Regency Trolls

In the August 1818 volume of La Belle Assemblee, the Listener, who never revealed his true identity, nevertheless admits:

“I have ever regarded the anonymous letter-writer in the same light as I do an assassin who stabs in the dark.”

Nevertheless, he addresses himself almost always to anonymous writers.

English walking dress featured in La Belle Assemblee, October 1818: "Garter purple poplin pelisse, ornamented with black velvet. Mary Scot bonnet and Waterloo half boots.

English walking dress featured in La Belle Assemblee, October 1818: “Garter purple poplin pelisse, ornamented with black velvet. Mary Scot bonnet and Waterloo half boots.

These supplicants, he explains, are very different. They cringe from identifying themselves because of the trouble they find themselves in. They:

“..are a far more different temperament from those miserable beings to whom I allude. They write to me for advice, they lash, in a good-humoured way…”

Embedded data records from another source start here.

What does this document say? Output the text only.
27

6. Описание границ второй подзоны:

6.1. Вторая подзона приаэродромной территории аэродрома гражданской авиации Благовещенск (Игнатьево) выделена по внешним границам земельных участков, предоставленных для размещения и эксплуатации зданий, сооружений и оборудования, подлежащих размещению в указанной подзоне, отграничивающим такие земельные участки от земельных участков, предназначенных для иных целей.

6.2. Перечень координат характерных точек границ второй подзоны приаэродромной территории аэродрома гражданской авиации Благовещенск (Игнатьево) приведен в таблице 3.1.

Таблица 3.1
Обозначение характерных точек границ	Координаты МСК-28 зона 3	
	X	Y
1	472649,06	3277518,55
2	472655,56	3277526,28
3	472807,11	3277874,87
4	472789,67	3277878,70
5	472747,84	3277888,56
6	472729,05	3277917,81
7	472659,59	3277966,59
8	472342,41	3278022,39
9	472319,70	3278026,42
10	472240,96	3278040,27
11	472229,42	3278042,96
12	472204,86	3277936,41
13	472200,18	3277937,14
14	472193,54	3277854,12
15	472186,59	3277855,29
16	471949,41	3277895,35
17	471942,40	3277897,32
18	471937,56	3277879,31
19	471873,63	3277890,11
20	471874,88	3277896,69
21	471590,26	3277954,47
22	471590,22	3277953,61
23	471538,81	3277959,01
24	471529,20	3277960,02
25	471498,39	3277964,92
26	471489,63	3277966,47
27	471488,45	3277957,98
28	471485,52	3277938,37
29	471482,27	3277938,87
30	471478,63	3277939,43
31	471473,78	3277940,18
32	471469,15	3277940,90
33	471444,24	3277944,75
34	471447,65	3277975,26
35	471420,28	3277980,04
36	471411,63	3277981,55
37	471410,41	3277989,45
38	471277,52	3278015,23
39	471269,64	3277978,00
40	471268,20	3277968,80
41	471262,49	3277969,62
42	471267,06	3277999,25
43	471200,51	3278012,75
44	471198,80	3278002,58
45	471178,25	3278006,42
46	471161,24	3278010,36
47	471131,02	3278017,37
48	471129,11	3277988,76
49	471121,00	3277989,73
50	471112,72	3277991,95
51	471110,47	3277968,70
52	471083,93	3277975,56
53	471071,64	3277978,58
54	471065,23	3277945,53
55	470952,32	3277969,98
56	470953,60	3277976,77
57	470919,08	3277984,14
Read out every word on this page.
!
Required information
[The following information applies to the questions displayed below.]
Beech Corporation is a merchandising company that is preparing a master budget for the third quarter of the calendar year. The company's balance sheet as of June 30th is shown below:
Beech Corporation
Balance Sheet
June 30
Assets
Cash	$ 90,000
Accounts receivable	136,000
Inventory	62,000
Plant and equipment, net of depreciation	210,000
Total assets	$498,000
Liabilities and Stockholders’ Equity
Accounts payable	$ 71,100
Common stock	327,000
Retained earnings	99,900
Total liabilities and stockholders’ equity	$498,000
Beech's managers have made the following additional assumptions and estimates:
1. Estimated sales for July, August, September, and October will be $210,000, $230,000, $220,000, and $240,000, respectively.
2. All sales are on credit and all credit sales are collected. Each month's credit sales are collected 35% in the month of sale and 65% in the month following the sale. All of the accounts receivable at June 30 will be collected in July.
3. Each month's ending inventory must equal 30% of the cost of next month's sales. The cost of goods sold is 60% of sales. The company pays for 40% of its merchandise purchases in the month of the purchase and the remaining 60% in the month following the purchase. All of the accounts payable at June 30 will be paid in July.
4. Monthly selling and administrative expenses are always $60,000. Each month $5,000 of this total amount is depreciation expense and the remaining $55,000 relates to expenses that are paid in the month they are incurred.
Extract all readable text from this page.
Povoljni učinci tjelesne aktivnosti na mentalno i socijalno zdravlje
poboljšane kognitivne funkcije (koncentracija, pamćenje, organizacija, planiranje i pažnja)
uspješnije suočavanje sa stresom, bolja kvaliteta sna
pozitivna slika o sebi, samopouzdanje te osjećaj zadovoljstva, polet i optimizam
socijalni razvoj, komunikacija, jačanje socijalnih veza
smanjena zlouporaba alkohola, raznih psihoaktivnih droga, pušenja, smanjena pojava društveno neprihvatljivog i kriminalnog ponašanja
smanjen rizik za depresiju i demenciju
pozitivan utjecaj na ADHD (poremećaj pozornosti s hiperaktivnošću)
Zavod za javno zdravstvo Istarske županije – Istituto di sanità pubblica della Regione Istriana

What of  those  critics who adopted obvious pseudonyms in Regency-era literary reviews? The Leopard and the Scorpion, for instance, who’ve been subjects of this blog in the past?

They were assassins, too, but they stabbed in broad daylight.

No, it is the anonymous writer who deliberately seeks out publicity with the sole  intent to wound that the Listener despises. This malcontent “vents his spleen” and “pours forth her venom” in order to make mischief and sow discord.

“Anonymous” in this regard criticizes an artist’s character (rather than his work) , wrecks marriages, breaks up romantic engagements and sets children against their parents.

The signature of this troll, whether it be Incognito or Ivan the Terrible, is a “dirty mantle.”

“Beware my sting, I inflict it unseen; for Cowardice and Malignancy are my parents; and Envy my instructress and nurse!”